#2-531

Memorandum for General Haislip

August 18, 1941 [Washington, D.C.]

I will probably be leaving tomorrow for a week’s absence with the Secretary.1 In view of this, I think it is important that a press release be made tomorrow morning on the question of extension of service. The manner of stating our intentions will be of critical importance. We must not appear to be taking action because of unfavorable reactions, but rather because the period of completion of twelve months’ service is approaching for a considerable increment of the Army. I have not time to draft such a document, but I am dictating a few notes, which appear below:

In view of the approaching termination of twelve months’ service for the first increment of the National Guard (some 150,000 men) inducted in September and October, and Reserve officers, and the selectees who were inducted in November, the War Department today announces that the following instructions were being issued concerning the matter.

Assuming our present situation continues without more serious developments, enlisted men of the National Guard and selectees will be released from active duty under the following priorities: 1st, hardship cases, 2d, men of 28 years of age or older not holding non-commissioned rank, and such men holding non-commissioned rank who so desire. 3d, married men who so desire.
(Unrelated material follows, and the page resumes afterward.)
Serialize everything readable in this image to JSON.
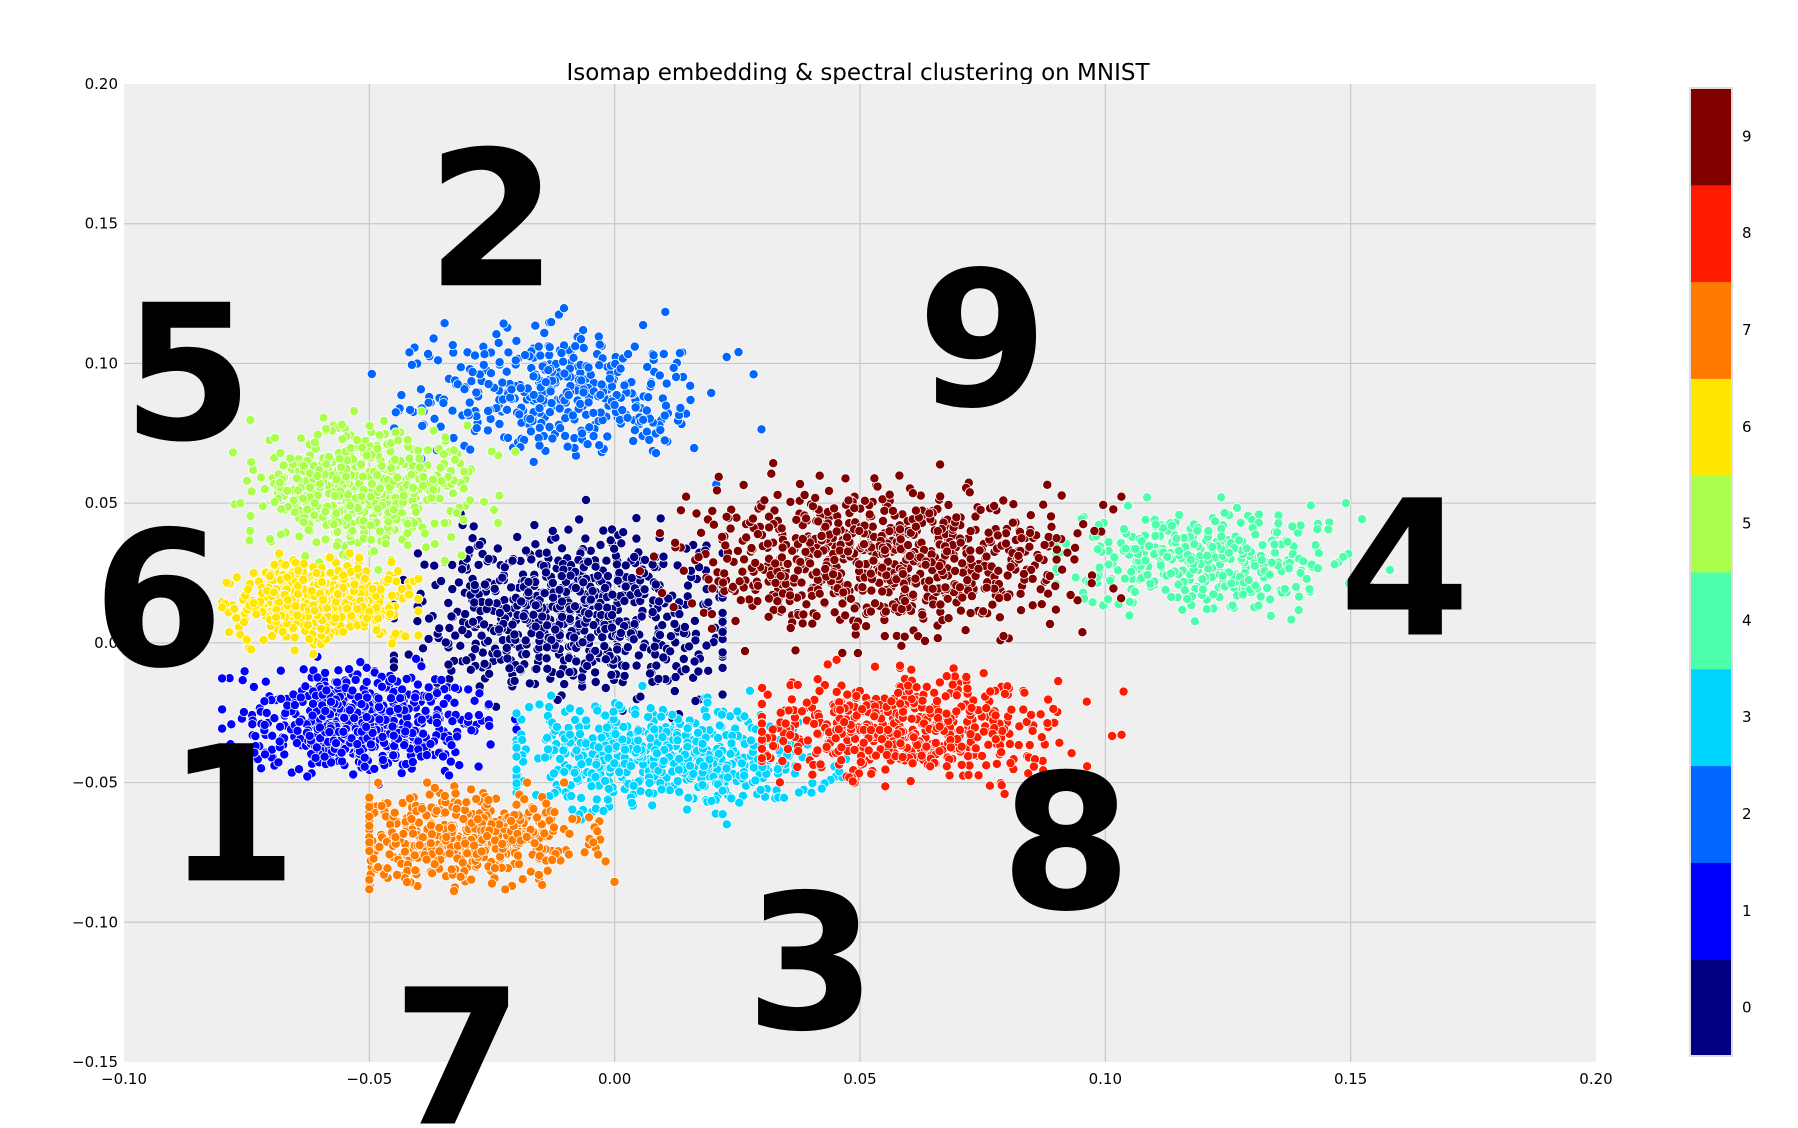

Men whose three-year term of service has been completed will be discharged unless they desire to reenlist. War Department directions provide that the release from active duty of men of 28 years and over will be completed by December 31st, provided the men will have had at least six months’ training.

Under the assumption that we do not become more seriously involved, it is anticipated that other selectees as well as enlisted men in the ranks of the National Guard will be released from active duty after an average of about 17 months’ total active service, the periods varying from 14 to 20 months depending on the location of the unit and its schedule of preparation.

Instructions were issued by the War Department in March (?)2 directing that 50% of the Reserve officers would be released from active duty at the completion of twelve months’ service. This policy will be carried out in order to provide places for some 30,000 Reserve officers who have not yet been called into service and should be trained, and also to permit the employment of a monthly output of approximately 1200 officers commissioned from the ranks of the Army.

The details have not been completed for covering a similar procedure of relief from service regarding officers of the National Guard.3

Document Copy Text Source: George C. Marshall Papers, Pentagon Office Collection, Selected Materials, George C. Marshall Research Library, Lexington, Virginia.

Document Format: Typed memorandum.

1. Marshall left Washington on August 20 with Secretary of War Henry L. Stimson for an inspection tour of the Northwest. They returned to Washington on August 28. (Yale/H. L. Stimson Papers [Diary, 35: 42–49].)

2. February. (New York Times, August 20, 1941, p. 10.)

3. The War Department issued a statement similar in wording on August 19, 1941. The plan would release about 200,000 from active duty: 150,000 National Guardsmen, 10,000 Reserve officers, 20,000 selectees who were inducted in November and December, and 20,000 National Guard officers. (Ibid., pp. 1, 10.)

Recommended Citation: The Papers of George Catlett Marshall, ed. Larry I. Bland, Sharon Ritenour Stevens, and Clarence E. Wunderlin, Jr. (Lexington, Va.: The George C. Marshall Foundation, 1981– ). Electronic version based on The Papers of George Catlett Marshall, vol. 2, “We Cannot Delay,” July 1, 1939-December 6, 1941 (Baltimore and London: The Johns Hopkins University Press, 1986), pp. 590–591.